Angelman Syndrome
Angelman syndrome (AS) is a rare neurodevelopmental disorder caused by the loss of function of the maternally inherited UBE3A gene, a crucial E3-ubiquitin ligase involved in neuronal development. The condition is a classic example of genomic imprinting, where only the maternal copy of the gene is expressed in the brain, while the paternal copy is silenced.
Genetics and Diagnosis
The aetiology of Angelman syndrome is primarily genetic, with four main mechanisms leading to the loss of UBE3A function:
Maternal 15q11-q13 deletion (70%): The most common cause, involving a deletion of the maternal chromosome 15q11.2-q13 region, which includes the UBE3A gene.
Paternal Uniparental Disomy (UPD) (3-7%): The child inherits two copies of chromosome 15 from the father and none from the mother.
Imprinting Centre Defect (ICD) (3%): A mutation in the regulatory region that controls the expression of the UBE3A gene.
UBE3A gene mutation (10-15%): A point mutation in the maternal UBE3A gene.
Diagnosis is typically confirmed with a blood test. The first-line investigation is a methylation-specific multiplex ligation-dependent probe amplification (MS-MLPA) test which detects methylation abnormalities in the 15q11-q13 region and can diagnose deletion, UPD, and ICD cases. Further testing, such as gene sequencing, is required to identify UBE3A mutations if the methylation test is normal.
Clinical Features
Clinical suspicion for Angelman syndrome should arise in children with severe developmental delay and a movement disorder. While the antenatal period is often normal, signs and symptoms become apparent from 6-12 months of age.
Key features include:
Developmental: Severe global developmental delay is a consistent feature, with walking often delayed until 3-4 years of age. Most individuals will have little or no spoken language.
Behavioural: A consistently happy demeanour with frequent smiling, laughter, and an excitable personality. Hand-flapping is common, as is a fascination with water.
Neurological:
Movement Disorder: This is a hallmark of the syndrome and includes ataxia (uncoordinated, unsteady gait), limb tremor, and hypermotoric behaviour.
Seizures: Epilepsy is present in up to 90% of cases, typically starting between 1-3 years of age. Seizures can be difficult to control and may include atypical absence, myoclonic, or atonic seizures.
Sleep: Sleep disturbances, including a reduced need for sleep and a fragmented sleep cycle, are very common.
Physical:
Microcephaly: Disproportionately small head circumference, often apparent by two years of age.
Craniofacial features: Can include a wide mouth, prominent chin, and a flat occiput.

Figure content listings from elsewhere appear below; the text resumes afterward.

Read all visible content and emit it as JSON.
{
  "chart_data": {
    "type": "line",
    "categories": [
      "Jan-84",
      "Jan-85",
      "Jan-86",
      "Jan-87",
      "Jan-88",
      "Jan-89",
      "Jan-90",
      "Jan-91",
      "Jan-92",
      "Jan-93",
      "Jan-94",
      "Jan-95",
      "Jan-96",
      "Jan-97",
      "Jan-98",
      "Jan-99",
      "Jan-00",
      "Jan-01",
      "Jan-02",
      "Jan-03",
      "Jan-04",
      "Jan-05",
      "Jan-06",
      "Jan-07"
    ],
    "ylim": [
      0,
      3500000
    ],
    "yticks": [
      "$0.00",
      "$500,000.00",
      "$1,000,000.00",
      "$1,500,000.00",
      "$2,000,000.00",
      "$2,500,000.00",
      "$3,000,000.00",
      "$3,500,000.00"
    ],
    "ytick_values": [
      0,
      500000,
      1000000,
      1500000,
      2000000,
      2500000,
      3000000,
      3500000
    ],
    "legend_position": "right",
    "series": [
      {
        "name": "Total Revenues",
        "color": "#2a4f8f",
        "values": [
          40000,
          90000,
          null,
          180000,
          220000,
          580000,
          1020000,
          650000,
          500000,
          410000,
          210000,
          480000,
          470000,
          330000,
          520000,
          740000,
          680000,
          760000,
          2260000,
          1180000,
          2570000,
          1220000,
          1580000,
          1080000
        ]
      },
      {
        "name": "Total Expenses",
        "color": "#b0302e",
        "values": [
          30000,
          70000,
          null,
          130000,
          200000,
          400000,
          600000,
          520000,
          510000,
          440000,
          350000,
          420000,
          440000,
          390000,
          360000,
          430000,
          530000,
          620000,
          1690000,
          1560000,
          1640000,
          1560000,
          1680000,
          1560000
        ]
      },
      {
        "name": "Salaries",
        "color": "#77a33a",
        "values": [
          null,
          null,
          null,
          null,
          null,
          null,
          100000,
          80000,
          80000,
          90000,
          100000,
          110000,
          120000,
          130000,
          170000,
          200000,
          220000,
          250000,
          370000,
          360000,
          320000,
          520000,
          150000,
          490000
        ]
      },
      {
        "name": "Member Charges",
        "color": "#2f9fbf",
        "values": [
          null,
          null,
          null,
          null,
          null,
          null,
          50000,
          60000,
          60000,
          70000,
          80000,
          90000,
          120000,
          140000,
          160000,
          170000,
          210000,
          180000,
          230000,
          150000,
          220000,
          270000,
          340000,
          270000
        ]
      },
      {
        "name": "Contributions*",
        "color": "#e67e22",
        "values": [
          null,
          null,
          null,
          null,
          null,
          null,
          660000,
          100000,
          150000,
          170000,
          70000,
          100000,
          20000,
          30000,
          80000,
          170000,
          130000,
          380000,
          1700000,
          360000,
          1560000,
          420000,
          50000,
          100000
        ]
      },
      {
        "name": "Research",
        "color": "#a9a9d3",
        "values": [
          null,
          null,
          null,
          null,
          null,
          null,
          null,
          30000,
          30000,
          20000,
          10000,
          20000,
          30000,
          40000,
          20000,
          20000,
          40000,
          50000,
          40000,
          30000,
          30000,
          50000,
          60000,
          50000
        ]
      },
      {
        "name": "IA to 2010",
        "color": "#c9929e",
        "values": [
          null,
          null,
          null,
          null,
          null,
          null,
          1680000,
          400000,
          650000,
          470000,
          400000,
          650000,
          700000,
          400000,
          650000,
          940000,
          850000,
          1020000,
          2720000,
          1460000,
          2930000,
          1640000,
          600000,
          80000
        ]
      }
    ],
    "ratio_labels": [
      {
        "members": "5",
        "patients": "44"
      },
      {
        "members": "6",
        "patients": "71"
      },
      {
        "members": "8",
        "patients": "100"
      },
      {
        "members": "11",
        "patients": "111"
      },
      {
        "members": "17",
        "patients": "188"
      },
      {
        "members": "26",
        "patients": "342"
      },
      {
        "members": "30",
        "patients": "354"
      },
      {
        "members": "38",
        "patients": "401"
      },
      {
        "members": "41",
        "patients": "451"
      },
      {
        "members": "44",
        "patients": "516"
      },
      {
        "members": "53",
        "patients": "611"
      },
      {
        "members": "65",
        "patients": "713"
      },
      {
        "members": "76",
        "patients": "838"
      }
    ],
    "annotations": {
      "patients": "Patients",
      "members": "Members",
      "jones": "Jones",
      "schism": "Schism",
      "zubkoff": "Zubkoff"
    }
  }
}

Ophthalmology: Strabismus is common.
Clinical Management and Recent Developments
Management is multidisciplinary and focuses on symptom control to improve quality of life. Paediatric care guidelines in the UK, often informed by international standards, recommend a team approach involving:
Physiotherapy and Occupational Therapy: To address gross motor delay and movement disorders.
Speech and Language Therapy: With a strong emphasis on augmentative and alternative communication (AAC) strategies, such as sign language, picture cards, and communication devices.
Neurology: For seizure management. Pharmacotherapy often requires a combination of anticonvulsants, with sodium valproate and clonazepam being effective, while carbamazepine is often less so.
Sleep Medicine: Melatonin and behavioural strategies are often used to manage sleep disturbances.
Gastroenterology: To manage feeding difficulties, gastro-oesophageal reflux, and constipation.
Recent Developments in Therapeutics
The last few years have seen significant progress in the development of disease-modifying therapies that target the root cause of Angelman syndrome. These treatments aim to either reactivate the silent paternal UBE3A allele or replace the non-functional maternal gene.
Antisense Oligonucleotides (ASOs): This is a leading therapeutic approach. ASOs like GTX-102 and ION582 are designed to bind to and inhibit the UBE3A antisense transcript (UBE3A-ATS), which naturally silences the paternal UBE3A gene in the brain. By unsilencing this paternal copy, the brain can produce functional UBE3A protein. Both GTX-102 and ION582 have recently entered pivotal Phase 3 clinical trials, representing a major step toward a potential cure.
Gene Therapy: This involves using a viral vector (e.g., AAV) to deliver a functional copy of the UBE3A gene directly into the central nervous system. Research is ongoing to improve delivery and efficacy, with clinical trials in earlier phases exploring this approach.